Sekarang, mari perhatikan hadits-hadits berikut:

عَنْ أُسَامَةَ بْنِ زَيْدٍ قَالَ كُنَّا عِنْدَ النَّبِىِّ -صلى الله عليه وسلم- فَأَرْسَلَتْ إِلَيْهِ إِحْدَى بَنَاتِهِ تَدْعُوهُ وَتُخْبِرُهُ أَنَّ صَبِيًّا لَهَا - أَوِ ابْنًا لَهَا - فِى الْمَوْتِ فَقَالَ لِلرَّسُولِ « ارْجِعْ إِلَيْهَا فَأَخْبِرْهَا إِنَّ لِلَّهِ مَا أَخَذَ وَلَهُ مَا أَعْطَى وَكُلُّ شَىْءٍ عِنْدَهُ بِأَجَلٍ مُسَمًّى فَمُرْهَا فَلْتَصْبِرْ وَلْتَحْتَسِبْ »

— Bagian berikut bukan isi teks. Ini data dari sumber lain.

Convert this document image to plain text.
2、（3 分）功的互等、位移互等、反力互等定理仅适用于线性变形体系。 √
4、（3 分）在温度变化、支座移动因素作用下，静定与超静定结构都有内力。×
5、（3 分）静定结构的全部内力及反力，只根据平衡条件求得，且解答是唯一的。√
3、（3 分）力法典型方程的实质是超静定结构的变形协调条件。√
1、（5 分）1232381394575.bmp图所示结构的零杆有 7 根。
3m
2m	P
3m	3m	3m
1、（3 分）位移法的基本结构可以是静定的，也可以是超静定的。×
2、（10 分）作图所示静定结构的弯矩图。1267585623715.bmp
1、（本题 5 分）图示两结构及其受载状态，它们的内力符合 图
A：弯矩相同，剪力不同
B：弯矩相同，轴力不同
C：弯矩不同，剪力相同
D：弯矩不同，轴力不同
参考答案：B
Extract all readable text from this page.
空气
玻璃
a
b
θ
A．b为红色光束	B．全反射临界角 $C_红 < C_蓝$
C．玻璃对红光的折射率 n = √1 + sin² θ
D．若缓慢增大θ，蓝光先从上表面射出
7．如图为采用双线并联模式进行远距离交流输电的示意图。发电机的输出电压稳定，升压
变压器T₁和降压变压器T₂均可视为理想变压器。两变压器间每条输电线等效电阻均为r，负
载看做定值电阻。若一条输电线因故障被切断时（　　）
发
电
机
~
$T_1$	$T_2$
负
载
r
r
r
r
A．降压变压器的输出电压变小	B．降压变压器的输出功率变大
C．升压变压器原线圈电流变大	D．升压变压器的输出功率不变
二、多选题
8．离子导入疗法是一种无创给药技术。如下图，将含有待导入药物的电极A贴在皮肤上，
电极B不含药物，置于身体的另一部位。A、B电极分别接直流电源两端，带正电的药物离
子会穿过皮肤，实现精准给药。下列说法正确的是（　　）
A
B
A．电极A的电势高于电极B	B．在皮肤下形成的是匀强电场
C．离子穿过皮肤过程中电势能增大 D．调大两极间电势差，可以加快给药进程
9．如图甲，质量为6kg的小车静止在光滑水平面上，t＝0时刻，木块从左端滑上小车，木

Artinya: “Usamah bin Zaid radhiyallahu ‘anhu berkata: “Kami pernah bersama Nabi Muhammad shallallahu ‘alaihi wasallam, salah seorang anak perempuannya mengutus seseorang kepada beliau untuk memanggil beliau memberitahukan kepadanya bahwa anak bayinya –atau anak lelakinya- meninggal, maka Nabi Muhammad shallallahu ‘alaihi wasallam bersabda kepada utusan tersebut: “Kembalilah kepadanya dan beritahukan kepadanya bahwa sesungguhnya Allah memiliki apa yang Ia ambil dan memiliki apa yang ia berikan dan setiap sesuatu telah di tentukan waktunya di sisi-Nya, maka perintahkan ia untuk bersabar dan berharap pahala darinya.” HR. Muslim.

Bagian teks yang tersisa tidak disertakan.